Saturday. March 13th, 2021 marked one year since police killed Breonna Taylor during a botched raid. Her family and millions of others continue their demand for justice. 

Breonna was asleep at home when a rogue task-force of the Louisville police broke down her door in the middle of the night and murdered her. They were attempting an illegal drug raid in the wrong neighborhood for a suspect that they'd already arrested earlier that day.

The police officers have yet to be arrested or charged. Breonna's family saw no progress in their fight for justice, so they reached out to our team at the Action PAC. We need all hands on deck!!!

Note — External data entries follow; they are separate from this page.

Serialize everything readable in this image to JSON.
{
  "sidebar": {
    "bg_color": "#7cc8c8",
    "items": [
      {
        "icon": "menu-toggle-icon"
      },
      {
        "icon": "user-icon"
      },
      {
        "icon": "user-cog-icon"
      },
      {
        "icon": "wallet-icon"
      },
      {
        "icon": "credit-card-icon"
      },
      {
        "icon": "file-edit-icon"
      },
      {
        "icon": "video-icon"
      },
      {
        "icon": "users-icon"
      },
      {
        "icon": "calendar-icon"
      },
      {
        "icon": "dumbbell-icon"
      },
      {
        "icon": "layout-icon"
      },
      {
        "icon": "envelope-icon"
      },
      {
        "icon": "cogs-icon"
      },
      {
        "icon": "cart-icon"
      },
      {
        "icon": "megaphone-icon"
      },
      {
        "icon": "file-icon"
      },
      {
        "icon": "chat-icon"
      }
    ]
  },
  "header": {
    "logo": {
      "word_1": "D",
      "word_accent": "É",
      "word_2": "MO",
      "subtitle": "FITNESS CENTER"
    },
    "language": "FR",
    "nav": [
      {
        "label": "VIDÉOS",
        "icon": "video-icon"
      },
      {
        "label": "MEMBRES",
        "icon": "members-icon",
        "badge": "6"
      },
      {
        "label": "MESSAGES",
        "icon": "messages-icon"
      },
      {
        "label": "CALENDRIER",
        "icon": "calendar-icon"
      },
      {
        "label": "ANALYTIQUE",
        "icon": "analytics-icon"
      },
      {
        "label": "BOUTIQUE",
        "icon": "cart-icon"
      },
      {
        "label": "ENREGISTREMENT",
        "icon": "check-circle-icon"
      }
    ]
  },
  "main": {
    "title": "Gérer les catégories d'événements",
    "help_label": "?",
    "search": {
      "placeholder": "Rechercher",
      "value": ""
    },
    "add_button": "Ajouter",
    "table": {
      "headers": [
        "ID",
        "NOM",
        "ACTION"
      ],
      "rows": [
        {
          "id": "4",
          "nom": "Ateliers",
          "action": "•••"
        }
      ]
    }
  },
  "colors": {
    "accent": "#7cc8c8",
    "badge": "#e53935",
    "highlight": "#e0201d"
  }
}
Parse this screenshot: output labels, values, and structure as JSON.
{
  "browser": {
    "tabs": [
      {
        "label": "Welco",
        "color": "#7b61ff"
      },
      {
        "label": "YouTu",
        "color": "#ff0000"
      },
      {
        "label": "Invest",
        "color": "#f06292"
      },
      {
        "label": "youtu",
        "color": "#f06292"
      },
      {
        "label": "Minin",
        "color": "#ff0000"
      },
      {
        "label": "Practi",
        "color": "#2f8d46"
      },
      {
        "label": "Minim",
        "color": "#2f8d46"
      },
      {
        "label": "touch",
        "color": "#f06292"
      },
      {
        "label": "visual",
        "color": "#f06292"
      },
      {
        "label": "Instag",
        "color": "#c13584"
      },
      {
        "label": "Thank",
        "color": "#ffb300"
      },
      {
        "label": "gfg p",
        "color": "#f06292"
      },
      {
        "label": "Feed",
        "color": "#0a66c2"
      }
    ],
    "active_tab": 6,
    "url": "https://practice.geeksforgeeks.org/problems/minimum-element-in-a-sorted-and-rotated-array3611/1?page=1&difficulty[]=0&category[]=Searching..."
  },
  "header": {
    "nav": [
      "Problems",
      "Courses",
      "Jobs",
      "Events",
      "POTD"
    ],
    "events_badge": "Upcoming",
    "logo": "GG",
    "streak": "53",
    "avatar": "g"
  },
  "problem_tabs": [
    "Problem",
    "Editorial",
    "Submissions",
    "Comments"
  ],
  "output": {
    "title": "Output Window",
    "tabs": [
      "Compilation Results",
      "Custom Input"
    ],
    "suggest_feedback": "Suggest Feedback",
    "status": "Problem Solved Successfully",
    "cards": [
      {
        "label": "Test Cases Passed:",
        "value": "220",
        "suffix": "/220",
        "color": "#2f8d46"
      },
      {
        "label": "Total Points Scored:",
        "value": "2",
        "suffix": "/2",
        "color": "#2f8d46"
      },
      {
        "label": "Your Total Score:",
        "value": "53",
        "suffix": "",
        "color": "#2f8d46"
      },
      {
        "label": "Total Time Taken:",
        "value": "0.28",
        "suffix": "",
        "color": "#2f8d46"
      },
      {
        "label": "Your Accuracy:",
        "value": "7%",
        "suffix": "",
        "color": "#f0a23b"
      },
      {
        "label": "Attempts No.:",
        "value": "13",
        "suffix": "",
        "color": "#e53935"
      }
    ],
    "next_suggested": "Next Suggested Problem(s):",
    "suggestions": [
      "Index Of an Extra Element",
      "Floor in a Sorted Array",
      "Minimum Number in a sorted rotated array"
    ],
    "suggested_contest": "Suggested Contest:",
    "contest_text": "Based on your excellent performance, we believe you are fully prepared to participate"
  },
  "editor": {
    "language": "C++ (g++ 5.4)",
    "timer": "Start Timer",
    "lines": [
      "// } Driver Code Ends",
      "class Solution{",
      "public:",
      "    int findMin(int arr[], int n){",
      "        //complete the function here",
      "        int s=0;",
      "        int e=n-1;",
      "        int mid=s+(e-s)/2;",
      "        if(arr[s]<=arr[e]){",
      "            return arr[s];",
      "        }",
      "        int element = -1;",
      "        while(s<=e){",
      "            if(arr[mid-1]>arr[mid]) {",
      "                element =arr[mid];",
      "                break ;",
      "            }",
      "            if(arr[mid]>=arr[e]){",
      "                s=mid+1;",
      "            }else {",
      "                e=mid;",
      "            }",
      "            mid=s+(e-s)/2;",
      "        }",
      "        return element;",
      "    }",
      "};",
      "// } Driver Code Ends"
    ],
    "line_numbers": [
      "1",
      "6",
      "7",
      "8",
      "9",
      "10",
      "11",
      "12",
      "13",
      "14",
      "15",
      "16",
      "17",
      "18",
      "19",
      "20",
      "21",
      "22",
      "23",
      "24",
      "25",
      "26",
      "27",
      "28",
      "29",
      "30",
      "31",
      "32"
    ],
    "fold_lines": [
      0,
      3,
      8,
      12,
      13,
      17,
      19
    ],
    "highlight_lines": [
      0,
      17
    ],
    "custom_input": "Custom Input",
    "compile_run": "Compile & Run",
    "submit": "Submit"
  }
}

Add your name: We’re calling on the Louisville Metro Police Department to terminate the police involved, and for a special prosecutor to be appointed to bring forward charges against the officers and oversee all parts of this case. We’re demanding that the Louisville Metro Council pass new rules banning the use of no-knock raids like the one used to break into Breonna’s home.

Since the launch of this petition, Commonwealth Attorney Tom Wine has recused himself from the investigation into the LMPD conduct that night, the FBI is now investigating the killing of Breonna Taylor, the LMPD Police Chief, Steve Conrad, announced his retirement, and all charges have been dropped against Breonna’s boyfriend, Kenny Walker, but our work is not done.